2020年1~3月期のFPD(Flat Panel Display)露光装置の販売台数は、ニコン、キヤノンの主要2社で5台にとどまった(前年同期は31台)。新型コロナウイルスの影響で、主要市場である中国でFPDメーカーへの出荷・搬入・据え付け・立ち上げ作業が行えず、延期になっていることが影響した。2010年以降でもっとも四半期ベースの出荷が少なかったのは12年7~9月期の6台(ニコン、キヤノンともに3台)だったが、これを下回った。

ニコンは3台にとどまる

 ニコンは1~3月期に当初8台の販売を計画していたが、結果は3台にとどまった(前年同期は16台)。内訳は、第10.5世代(10.5G)用が2台、5G/6G用が1台。技術者の渡航制限などによって5台の出荷・据え付けが完了できず、次期以降へ繰り延べになっている。

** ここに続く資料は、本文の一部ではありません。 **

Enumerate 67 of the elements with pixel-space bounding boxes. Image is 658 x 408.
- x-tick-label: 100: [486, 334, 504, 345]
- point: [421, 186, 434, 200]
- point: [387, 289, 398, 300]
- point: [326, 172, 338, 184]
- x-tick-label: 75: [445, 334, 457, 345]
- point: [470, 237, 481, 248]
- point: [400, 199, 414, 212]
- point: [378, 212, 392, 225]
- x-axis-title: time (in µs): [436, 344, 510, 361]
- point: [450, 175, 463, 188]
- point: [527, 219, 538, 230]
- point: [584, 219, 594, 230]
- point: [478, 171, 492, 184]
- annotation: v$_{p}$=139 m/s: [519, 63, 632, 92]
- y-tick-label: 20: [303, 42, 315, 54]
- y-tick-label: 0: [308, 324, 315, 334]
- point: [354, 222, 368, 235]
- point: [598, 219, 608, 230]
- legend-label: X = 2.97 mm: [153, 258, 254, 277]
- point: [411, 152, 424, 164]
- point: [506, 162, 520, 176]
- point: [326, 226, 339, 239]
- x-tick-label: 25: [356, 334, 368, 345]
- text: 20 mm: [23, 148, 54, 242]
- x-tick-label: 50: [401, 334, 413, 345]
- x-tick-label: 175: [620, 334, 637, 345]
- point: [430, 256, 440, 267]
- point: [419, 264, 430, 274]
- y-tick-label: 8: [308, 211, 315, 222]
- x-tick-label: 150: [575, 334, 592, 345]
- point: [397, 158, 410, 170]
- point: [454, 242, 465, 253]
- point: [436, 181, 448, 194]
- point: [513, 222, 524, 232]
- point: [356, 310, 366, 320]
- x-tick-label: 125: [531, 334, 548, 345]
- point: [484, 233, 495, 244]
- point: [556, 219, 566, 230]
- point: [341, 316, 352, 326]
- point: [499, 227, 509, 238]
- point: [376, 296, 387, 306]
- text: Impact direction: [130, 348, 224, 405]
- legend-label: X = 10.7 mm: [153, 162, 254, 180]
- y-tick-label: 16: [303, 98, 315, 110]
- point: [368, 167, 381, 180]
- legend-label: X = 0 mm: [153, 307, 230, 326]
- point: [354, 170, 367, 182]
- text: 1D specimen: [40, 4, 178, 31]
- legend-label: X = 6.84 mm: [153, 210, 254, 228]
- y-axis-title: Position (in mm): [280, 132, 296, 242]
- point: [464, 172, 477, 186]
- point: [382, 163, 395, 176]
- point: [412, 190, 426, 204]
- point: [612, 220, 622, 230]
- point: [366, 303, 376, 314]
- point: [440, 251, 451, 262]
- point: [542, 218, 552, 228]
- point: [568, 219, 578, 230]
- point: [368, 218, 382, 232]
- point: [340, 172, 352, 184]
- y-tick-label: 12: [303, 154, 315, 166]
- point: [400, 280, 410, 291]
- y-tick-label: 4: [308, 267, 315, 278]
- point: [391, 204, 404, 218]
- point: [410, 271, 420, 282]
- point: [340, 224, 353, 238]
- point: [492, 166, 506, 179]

 この結果、19年度(20年3月期)の販売台数は27台となり、18年度実績の70台から大幅に減少した。27台の内訳は、10.5G用が18台(前年度は17台)、7G/8G用が5台(同37台)、5G/6G用が4台(同16台)。FPDメーカーの6Gおよび8.5Gへの投資が一巡した影響を受けた。

一部は21年度に繰り延べ必至

 20年度については、見通しの公表を控えている。底堅い需要が確認できているが、顧客や協力会社と据え付け時期などを協議しているものの、技術者の渡航が困難な状況が続いており、再開のタイミングが遅れることで、20年度に予定していた装置の一部は21年度に繰り延べざるを得ない状況だと説明した。

 一方で、21年度の中小型パネル用露光装置の「商談が具体化し始め、競合に対して優位に交渉が進んでいる。高精細化需要を確実に捉えて収益拡大を図る」(社長執行役員CEOの馬立稔和氏)と述べた。

キヤノンも2台に

 キヤノンも、1~3月期の販売台数が2台にとどまった(前年同期は15台)。FPDメーカーが集中する中国で移動が制限され、顧客の工場への設置に時間を要した。

 ニコンと同様、新型コロナウイルスの終息が見通せないため、通期(20年12月期)見通しは開示していない。FPD露光装置は終息後に挽回を図っていくが、設置作業の長期化で年内に設置をすべて完了するのが難しく、20年の年間販売台数は当初見込みの54台から減少すると説明した。

 ちなみに、有機EL蒸着装置については、有機EL搭載スマートフォンの機種数増加で1~3月期は増収になったが、客先へ渡航できない状況が続いており、設置の後ろ倒しを余儀なくされている。今後、渡航できる環境が揃い次第、迅速に設置作業を再開できるよう要員の準備を進め、年間の影響を最小限にとどめる考え。

装置の代金は「立ち上げ完了」で全額受け取れる

 日本人の入国の可否は中国政府が決めるが、可能になるには、日本で新型コロナウイルスへの感染者が減少している必要がある。日本政府は5月25日に緊急事態宣言を解除したが、6月に入ってすぐに中国への渡航が解禁されるとは考えづらく、日本人技術者が中国で製造装置の搬入や立ち上げ作業に携われるようになるのは7月以降、渡航後に2週間の隔離が求められる場合は8月に入ってからになる、と考えられる。

 製造装置メーカーは、たとえ装置を出荷できたとしても、据え付け~立ち上げが完了しないと代金のすべてを回収できない。冬場には中国で新型コロナウイルスの感染拡大が再発するリスクも考えられるため、業績への影響を考慮すると、装置メーカーとしては、できるだけ夏~秋に集中的に立ち上げを進めたいところだ。